Tratava-se de uma vocação precoce. Desde a infância, Marvinho causava impacto na família quando era flagrado com um sapo já estripado ou um preá transformado em exemplar anatômico. Os pais não sabem, mas nem mesmo o gato angorá do vizinho escapou à sua curiosidade por vísceras e vértebras!

Nem de longe estou sugerindo que seja necessária uma dose de sadismo para alguém se dedicar à cirurgia, esse conjunto de técnicas inauguradas pelos barbeiros dos antigos exércitos. É só uma questão de sensibilidade ausente. Afinal, um estudante de medicina que não pode ver sangue terá brilhante carreira como operador de raios-X…

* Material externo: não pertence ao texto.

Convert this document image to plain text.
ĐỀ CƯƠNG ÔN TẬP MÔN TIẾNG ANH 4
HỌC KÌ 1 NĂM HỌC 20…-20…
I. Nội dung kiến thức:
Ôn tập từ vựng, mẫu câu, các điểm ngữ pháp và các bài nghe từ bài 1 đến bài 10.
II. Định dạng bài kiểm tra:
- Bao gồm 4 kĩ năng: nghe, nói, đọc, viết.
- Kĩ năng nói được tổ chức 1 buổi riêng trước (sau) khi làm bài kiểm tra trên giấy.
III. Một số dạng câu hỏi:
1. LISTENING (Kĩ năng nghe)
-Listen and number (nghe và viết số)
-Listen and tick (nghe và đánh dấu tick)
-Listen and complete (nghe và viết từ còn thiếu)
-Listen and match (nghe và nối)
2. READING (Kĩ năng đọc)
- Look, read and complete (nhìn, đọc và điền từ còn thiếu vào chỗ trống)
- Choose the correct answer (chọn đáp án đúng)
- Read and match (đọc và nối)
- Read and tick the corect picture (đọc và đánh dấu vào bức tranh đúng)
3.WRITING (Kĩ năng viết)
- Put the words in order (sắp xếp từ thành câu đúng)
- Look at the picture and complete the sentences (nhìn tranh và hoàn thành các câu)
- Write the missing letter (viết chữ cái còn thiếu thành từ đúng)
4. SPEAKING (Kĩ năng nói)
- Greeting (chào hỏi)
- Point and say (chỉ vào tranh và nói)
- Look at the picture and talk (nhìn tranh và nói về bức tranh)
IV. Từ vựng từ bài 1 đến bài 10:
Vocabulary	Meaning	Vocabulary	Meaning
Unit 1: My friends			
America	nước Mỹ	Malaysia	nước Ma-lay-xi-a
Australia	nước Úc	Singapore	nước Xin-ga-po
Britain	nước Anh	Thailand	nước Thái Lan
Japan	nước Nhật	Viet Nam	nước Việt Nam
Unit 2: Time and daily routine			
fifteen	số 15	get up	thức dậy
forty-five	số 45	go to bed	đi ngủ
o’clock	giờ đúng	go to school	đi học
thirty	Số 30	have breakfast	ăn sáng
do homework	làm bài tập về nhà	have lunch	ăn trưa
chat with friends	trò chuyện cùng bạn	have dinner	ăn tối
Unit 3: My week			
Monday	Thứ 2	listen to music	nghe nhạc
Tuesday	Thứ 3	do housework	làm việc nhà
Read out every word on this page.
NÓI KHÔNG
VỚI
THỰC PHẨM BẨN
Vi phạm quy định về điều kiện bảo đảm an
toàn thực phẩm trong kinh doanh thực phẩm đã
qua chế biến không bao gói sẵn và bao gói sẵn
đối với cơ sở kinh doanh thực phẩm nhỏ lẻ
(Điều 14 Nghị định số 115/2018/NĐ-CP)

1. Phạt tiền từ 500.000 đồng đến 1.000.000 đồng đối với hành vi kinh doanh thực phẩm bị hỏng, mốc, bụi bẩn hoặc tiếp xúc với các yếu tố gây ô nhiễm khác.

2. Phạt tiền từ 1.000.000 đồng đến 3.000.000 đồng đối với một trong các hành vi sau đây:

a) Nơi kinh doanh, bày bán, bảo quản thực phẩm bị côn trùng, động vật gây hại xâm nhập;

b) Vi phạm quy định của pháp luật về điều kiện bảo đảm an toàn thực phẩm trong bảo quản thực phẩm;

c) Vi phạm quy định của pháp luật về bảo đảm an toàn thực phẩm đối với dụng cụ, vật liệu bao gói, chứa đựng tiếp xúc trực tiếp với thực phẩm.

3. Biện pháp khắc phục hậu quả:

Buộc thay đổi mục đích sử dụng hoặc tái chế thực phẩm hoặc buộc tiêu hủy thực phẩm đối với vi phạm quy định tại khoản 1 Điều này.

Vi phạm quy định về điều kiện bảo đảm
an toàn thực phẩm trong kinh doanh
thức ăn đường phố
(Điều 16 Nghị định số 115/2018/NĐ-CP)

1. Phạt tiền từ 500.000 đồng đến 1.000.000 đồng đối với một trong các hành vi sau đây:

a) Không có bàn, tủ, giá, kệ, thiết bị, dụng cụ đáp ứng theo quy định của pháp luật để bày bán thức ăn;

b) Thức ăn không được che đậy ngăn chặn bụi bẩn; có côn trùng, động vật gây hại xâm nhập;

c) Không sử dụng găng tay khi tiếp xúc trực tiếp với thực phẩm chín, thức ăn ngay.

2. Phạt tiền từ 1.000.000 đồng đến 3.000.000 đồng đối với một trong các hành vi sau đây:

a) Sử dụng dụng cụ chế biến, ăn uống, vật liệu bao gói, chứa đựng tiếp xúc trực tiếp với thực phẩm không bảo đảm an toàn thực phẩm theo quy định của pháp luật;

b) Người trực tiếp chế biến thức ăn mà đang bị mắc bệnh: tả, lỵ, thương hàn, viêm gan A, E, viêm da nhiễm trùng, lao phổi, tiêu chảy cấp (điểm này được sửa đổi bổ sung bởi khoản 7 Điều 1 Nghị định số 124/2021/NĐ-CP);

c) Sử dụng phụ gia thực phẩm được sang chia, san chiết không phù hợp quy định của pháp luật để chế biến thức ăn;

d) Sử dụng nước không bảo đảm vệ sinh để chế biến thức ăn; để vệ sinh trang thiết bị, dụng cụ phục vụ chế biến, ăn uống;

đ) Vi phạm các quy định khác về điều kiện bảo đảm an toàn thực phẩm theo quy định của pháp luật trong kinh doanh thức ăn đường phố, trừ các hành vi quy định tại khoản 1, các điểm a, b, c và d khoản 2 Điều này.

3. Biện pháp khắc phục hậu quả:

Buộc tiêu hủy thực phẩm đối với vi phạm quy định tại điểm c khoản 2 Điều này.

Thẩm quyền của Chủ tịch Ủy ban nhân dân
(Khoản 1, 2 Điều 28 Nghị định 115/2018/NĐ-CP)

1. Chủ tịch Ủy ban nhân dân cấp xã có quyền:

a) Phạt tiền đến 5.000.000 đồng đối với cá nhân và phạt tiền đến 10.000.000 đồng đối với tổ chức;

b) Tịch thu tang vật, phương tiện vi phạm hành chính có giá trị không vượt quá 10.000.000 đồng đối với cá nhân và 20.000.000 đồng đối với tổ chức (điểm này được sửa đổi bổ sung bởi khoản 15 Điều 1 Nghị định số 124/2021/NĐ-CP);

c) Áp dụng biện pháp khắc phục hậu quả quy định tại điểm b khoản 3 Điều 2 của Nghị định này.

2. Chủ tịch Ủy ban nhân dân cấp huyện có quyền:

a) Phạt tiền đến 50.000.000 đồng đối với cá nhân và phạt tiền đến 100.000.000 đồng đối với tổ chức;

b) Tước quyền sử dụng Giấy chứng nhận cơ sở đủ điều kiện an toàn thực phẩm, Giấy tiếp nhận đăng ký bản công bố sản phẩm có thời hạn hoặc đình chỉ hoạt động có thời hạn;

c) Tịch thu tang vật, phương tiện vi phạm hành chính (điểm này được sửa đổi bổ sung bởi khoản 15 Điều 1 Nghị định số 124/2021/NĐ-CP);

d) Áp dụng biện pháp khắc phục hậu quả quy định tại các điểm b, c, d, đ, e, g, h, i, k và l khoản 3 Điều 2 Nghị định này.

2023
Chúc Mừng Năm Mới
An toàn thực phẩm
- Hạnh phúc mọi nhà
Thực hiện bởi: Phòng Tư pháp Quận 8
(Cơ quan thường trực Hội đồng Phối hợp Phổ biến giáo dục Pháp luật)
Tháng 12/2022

E agora que o amigo Dr. Márvio já não está entre nós, não irá protestar se nos lembrarmos dos procedimentos médicos de antanho. O enfermo chegava ao hospital quase estrebuchando e o causídico receitava uma bela sangria. E se o leitor não se recorda das sanguessugas receitadas pelo médico, saiba que – garante a Wikipédia! – recentemente as sanguessugas voltaram a ser utilizadas em medicina em casos de grandes dificuldades circulatórias em membros, visto que a sua ação sugadora força o sangue a circular, ajudando a manter vivas as células.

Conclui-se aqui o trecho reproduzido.